Another important finding of this study is that pain scores were better for patients admitted to an inpatient hospice unit. This result is surprising, because patients with more severe pain would be more likely to be admitted to an inpatient unit, and so the results reported here likely underestimate the impact of inpatient unit care on pain management. The use of inpatient care may be at least partly under hospices' control. Of course, the choice of setting of care is driven largely by patient and family preferences, and many patients may prefer to receive hospice care at home. ¹⁷ Furthermore, hospices need to justify an inpatient admission. Nevertheless, increased use of inpatient care, within the bounds of regulatory requirements and patient/family preferences, would seem to offer a potentially important opportunity to improve pain management.

This study has two limitations that should be noted.
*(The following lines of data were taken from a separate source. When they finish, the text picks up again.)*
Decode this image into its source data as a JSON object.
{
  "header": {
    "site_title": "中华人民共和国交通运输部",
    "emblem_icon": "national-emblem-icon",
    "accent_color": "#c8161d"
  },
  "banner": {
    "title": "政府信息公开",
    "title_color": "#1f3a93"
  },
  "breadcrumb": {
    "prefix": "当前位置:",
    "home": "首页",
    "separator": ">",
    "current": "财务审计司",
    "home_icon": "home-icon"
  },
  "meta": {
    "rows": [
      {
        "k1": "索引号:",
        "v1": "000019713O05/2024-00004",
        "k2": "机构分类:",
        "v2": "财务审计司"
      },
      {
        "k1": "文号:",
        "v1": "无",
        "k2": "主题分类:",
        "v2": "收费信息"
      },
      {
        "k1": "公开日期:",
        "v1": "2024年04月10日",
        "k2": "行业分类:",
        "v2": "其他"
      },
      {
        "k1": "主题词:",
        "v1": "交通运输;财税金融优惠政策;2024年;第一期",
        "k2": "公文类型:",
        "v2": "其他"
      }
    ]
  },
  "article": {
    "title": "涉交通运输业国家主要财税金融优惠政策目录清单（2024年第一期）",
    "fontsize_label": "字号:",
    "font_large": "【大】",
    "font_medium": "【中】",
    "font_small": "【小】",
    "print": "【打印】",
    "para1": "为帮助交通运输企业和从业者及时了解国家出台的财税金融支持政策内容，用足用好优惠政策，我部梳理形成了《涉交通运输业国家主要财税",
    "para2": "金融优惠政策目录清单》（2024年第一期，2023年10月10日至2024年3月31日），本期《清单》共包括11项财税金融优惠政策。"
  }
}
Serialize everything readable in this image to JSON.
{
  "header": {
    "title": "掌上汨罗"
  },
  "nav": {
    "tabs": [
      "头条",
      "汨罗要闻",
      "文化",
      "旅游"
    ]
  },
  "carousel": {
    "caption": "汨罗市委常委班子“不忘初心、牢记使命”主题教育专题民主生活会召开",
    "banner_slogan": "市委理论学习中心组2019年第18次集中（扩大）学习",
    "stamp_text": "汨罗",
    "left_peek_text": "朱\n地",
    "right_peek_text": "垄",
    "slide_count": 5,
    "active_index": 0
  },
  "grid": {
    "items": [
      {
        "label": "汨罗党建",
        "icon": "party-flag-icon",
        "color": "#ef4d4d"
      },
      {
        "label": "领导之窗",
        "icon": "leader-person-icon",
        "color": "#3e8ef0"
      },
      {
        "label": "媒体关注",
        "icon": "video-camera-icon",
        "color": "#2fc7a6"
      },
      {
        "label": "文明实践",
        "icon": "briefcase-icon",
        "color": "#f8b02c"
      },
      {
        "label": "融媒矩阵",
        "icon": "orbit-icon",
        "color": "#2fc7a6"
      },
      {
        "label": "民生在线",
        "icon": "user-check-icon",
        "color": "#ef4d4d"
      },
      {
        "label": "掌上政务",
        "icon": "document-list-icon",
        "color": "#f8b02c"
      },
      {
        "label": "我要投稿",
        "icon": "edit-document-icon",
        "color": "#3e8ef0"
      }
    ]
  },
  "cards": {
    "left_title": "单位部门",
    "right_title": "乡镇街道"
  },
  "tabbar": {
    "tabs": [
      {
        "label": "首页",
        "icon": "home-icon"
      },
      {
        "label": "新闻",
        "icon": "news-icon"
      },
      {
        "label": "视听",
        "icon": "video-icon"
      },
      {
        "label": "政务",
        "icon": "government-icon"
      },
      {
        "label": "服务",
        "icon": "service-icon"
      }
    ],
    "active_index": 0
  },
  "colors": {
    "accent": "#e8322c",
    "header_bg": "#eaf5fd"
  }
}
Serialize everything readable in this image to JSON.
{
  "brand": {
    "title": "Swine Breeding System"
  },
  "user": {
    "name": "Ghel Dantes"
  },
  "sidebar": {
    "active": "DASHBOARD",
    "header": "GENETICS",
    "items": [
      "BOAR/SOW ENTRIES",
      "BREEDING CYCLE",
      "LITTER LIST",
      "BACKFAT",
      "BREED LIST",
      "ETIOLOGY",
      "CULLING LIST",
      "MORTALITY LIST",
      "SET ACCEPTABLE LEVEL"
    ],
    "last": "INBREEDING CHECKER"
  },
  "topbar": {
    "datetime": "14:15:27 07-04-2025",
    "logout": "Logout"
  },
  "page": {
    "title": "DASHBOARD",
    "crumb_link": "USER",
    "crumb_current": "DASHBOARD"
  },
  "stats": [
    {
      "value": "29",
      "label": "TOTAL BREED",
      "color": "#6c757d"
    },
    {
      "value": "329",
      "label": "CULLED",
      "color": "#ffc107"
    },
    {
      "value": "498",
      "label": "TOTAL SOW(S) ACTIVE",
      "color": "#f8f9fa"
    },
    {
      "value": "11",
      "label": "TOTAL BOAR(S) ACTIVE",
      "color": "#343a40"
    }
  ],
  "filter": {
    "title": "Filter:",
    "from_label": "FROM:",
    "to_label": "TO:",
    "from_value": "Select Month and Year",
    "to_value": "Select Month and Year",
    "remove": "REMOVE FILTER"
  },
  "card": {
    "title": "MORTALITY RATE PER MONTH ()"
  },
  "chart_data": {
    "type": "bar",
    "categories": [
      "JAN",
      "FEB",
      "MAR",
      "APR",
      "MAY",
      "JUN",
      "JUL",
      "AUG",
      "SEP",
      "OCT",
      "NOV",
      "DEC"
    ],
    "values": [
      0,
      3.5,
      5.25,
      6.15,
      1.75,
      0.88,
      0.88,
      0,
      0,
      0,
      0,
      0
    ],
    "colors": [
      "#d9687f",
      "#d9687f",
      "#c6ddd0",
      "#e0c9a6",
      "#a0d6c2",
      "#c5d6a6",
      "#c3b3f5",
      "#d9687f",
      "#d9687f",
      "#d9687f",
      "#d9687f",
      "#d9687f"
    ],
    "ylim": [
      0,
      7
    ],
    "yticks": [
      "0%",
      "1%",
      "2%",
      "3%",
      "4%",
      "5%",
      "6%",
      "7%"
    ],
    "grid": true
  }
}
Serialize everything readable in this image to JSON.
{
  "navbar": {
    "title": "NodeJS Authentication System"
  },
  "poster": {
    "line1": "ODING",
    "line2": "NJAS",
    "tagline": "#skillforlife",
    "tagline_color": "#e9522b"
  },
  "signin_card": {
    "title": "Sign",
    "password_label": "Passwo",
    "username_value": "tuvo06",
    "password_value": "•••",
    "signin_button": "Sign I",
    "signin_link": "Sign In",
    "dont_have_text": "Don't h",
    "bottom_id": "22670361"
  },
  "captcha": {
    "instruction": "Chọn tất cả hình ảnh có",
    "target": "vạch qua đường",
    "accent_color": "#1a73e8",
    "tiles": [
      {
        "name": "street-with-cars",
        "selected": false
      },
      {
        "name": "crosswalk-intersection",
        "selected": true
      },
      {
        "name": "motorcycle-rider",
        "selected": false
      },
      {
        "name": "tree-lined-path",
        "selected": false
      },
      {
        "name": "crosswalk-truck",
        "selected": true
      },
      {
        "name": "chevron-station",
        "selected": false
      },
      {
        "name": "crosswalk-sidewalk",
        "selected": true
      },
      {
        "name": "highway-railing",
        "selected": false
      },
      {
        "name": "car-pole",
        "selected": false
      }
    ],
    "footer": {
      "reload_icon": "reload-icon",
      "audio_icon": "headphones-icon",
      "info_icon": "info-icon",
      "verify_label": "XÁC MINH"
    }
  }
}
Although these results come from multiple hospices reflecting a large sample size, the patient population (88% white) limits the applicability of these findings to all hospice populations. Second, there may be other variables not described that are associated with pain scores. For instance, it is possible that hospices may face additional challenges in managing the pain of patients who live farther from the hospice's offices. In addition, #0209 scores may be influenced by care that patients received prior to hospice enrollment (e.g., previous efforts to manage pain). Therefore, further research is needed to understand the impact of other patient characteristics and other factors on this and future quality measures.

As the hospice industry continues to grow, it will be essential to develop and validate quality measures that are suitable for public reporting. When these measures are developed and implemented, however, valid methods of case-mix adjustment are needed. If factors associated with these and other quality scores are not defined, there is a significant risk that hospices will be penalized for factors beyond their control.